Fatalerweise ist das Orginal von PETER PAN eben ein Theaterstück,
das lediglich als Nacherzählung anderer Autoren für Kinder nach-
und vorzulesen ist. Insofern kann es gegen HOOK nicht so sehr um eine Kritik
des Mißbrauchs von Urheberschaften gehen, als um den Hinweis auf
eine Erzähltradition, die 88 Jahre alt sein könnte, würde
den Kindern heute noch soviel erzählt wie noch vor den Zeiten des
nach Stunden zählenden Fernsehkonsums.
PETER PAN verdient es, gleich der Grimm'schen Märchensammlung
als weltweites Kulturgut gepflegt zu werden. Dazu gehört auch das
intime Zusammensein der Kinder mit ihren Eltern, Großeltern oder
wem auch immer, wie es das Vorlesen einer Geschichte erlaubt. Nichts gegen
Kino, aber darin sitzt man bei aller Gedrängtheit eben doch nur nebeneinander,
darf keine Zwischenfragen stellen, wird der geballten Ladung auf quadratmetergroßen
Leinwänden binnen anderthalb Stunden ausgesetzt und danach der nach
dem "merchandising"-Konzept vorbereiteten Produktpalette: Vom Plastik-HOOK
bis zum gleichnamigen Videospiel.
Im Boje Verlag ist nun kürzlich eine preiswerte Nacherzählung
PETER PANs von Peter Oliver in der einfühlsamen Übersetzung von
Angelika Eisold-Viebig erschienen. Sie hat es vorzüglich verstanden,
den angelsächsischen leisen Witz zu übertragen, der die märchentypische
Grausamkeit mancher Szenen leichter übertstehen läßt.
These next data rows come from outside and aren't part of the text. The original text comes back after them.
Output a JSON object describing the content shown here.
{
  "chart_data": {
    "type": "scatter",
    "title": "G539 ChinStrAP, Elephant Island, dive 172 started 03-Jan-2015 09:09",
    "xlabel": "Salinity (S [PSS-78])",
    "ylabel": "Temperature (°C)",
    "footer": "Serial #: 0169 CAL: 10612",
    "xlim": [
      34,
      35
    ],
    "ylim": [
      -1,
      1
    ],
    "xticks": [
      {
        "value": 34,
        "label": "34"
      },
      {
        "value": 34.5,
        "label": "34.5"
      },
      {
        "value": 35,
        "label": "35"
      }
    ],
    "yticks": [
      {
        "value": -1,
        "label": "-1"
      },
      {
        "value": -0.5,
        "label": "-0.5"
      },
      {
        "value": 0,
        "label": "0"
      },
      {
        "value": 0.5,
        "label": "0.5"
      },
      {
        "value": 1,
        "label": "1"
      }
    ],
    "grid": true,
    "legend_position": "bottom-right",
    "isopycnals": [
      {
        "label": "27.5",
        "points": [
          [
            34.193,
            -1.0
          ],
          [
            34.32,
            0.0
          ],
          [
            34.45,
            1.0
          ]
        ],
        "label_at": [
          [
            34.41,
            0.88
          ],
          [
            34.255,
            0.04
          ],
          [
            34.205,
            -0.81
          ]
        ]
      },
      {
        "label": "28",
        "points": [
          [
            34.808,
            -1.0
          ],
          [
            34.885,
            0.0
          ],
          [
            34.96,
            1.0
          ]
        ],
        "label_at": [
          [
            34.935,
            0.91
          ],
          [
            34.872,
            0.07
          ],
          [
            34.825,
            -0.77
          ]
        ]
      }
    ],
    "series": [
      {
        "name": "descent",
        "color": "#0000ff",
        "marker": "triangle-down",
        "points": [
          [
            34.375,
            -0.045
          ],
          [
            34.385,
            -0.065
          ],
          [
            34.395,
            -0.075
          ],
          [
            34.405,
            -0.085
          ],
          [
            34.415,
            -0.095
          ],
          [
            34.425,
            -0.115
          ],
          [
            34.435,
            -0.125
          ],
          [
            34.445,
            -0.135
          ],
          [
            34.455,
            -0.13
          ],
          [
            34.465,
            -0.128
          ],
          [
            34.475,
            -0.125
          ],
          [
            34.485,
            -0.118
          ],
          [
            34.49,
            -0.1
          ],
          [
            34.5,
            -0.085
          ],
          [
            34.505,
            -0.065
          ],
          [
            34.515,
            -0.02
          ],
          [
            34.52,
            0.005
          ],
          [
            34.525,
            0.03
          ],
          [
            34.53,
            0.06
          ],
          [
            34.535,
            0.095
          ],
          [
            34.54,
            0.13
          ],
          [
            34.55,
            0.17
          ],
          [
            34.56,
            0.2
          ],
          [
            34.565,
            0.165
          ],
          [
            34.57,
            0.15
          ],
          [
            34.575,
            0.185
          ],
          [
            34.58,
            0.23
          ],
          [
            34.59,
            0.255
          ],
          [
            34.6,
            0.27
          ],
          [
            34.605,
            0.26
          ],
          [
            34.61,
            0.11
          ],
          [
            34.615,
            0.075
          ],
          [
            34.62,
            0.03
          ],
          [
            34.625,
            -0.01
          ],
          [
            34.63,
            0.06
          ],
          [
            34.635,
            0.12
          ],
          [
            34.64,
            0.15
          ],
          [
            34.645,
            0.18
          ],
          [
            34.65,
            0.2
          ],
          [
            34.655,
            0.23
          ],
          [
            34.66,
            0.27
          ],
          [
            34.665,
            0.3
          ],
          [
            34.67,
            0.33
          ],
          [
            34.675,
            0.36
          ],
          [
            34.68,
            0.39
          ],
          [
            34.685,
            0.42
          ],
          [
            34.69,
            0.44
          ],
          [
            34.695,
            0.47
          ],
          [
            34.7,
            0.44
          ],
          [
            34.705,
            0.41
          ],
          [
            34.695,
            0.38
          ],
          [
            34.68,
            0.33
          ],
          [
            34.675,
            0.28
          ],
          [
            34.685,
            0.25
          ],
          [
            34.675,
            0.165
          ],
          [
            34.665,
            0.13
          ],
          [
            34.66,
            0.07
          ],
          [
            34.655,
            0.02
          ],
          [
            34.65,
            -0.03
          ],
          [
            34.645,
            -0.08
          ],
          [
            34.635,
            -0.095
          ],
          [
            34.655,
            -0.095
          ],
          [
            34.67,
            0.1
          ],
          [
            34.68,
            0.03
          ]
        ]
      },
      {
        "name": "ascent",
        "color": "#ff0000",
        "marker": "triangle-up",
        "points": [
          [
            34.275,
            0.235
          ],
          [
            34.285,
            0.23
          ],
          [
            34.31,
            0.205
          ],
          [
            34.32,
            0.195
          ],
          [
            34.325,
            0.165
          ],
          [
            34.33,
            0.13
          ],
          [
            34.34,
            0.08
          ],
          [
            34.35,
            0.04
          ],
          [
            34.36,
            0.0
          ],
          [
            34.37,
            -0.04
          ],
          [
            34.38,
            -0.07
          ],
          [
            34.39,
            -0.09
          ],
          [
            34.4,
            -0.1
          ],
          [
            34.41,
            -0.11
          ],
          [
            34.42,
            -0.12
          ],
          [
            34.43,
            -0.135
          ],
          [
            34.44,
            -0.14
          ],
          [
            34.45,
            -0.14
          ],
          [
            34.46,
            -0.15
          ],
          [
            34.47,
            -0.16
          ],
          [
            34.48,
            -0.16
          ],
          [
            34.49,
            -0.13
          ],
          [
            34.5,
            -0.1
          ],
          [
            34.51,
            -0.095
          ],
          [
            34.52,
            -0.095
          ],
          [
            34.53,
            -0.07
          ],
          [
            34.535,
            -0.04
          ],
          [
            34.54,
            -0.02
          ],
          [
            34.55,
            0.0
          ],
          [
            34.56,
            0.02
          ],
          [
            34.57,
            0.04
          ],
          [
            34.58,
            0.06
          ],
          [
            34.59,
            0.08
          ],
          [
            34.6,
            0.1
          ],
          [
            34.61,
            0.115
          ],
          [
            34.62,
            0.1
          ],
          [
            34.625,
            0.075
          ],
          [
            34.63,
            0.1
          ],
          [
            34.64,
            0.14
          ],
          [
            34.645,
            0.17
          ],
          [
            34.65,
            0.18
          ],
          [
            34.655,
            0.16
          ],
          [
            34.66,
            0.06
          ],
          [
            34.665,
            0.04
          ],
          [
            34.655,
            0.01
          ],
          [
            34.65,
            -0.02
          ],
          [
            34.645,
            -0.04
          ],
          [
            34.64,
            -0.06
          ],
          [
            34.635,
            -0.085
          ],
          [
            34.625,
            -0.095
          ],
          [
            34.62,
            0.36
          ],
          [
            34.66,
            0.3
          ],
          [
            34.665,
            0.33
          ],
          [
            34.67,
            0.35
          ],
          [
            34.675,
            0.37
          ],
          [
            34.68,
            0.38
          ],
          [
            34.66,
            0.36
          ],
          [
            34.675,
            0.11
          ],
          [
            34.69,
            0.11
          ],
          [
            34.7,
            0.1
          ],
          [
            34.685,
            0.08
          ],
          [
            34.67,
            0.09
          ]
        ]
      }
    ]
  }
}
Die
großformatigen Seiten mit wunder-und detailreichen Illustrationen
von Eric Kincaid versehen, die in Ausschmückung und Colorierung zeitgemäß
dem Jugendstil verpflichtet sind, wird hier die Muße des (Vor-)Lesens
zu einer genußvollen Übung, der man sich daraufhin vielleicht
wieder öfter unterziehen möchte.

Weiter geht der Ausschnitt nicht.